1 files changed, 6 insertions, 267 deletions

diff --git a/lib/Analysis/PostDominators.cpp b/lib/Analysis/PostDominators.cpp
index 1aff600d65..24355d4d6d 100644
--- a/lib/Analysis/PostDominators.cpp
+++ b/lib/Analysis/PostDominators.cpp
@@ -1,93 +1,24 @@
-//===- DominatorSet.cpp - Dominator Set Calculation --------------*- C++ -*--=//
+//===- PostDominators.cpp - Post-Dominator Calculation --------------------===//
 //
-// This file provides a simple class to calculate the dominator set of a
-// function.
+// This file implements the post-dominator construction algorithms.
 //
 //===----------------------------------------------------------------------===//
 
 #include "llvm/Analysis/Dominators.h"
 #include "llvm/Transforms/Utils/UnifyFunctionExitNodes.h"
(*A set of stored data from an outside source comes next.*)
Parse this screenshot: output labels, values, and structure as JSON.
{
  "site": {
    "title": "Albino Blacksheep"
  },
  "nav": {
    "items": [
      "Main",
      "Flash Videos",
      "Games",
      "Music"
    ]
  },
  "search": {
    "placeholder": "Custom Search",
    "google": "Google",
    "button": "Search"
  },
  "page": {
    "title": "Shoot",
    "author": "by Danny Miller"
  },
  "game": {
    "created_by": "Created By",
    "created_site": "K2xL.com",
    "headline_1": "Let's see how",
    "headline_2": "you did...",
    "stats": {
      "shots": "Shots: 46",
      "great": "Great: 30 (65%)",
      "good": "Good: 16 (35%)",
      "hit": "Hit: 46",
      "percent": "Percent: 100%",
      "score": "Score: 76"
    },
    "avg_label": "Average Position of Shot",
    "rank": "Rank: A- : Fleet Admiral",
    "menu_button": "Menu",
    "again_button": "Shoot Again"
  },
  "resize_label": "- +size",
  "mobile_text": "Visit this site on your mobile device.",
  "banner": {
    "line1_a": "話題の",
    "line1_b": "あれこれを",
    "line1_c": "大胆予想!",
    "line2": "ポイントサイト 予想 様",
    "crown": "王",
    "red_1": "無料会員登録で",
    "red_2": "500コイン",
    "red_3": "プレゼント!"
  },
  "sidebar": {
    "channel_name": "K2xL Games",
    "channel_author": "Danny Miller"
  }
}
 #include "llvm/Support/CFG.h"
-#include "llvm/Assembly/Writer.h"
 #include "Support/DepthFirstIterator.h"
-#include "Support/STLExtras.h"
 #include "Support/SetOperations.h"
-#include <algorithm>
 using std::set;
 
 //===----------------------------------------------------------------------===//
-//  DominatorSet Implementation
+//  PostDominatorSet Implementation
 //===----------------------------------------------------------------------===//
 
-static RegisterAnalysis<DominatorSet>
-A("domset", "Dominator Set Construction", true);
 static RegisterAnalysis<PostDominatorSet>
 B("postdomset", "Post-Dominator Set Construction", true);
-
-AnalysisID DominatorSet::ID = A;
 AnalysisID PostDominatorSet::ID = B;
 
-// dominates - Return true if A dominates B.  This performs the special checks
-// neccesary if A and B are in the same basic block.
-//
-bool DominatorSetBase::dominates(Instruction *A, Instruction *B) const {
-  BasicBlock *BBA = A->getParent(), *BBB = B->getParent();
-  if (BBA != BBB) return dominates(BBA, BBB);
-  
-  // Loop through the basic block until we find A or B.
-  BasicBlock::iterator I = BBA->begin();
-  for (; &*I != A && &*I != B; ++I) /*empty*/;
-  
-  // A dominates B if it is found first in the basic block...
-  return &*I == A;
-}
-
-// runOnFunction - This method calculates the forward dominator sets for the
-// specified function.
-//
-bool DominatorSet::runOnFunction(Function &F) {
-  Doms.clear();   // Reset from the last time we were run...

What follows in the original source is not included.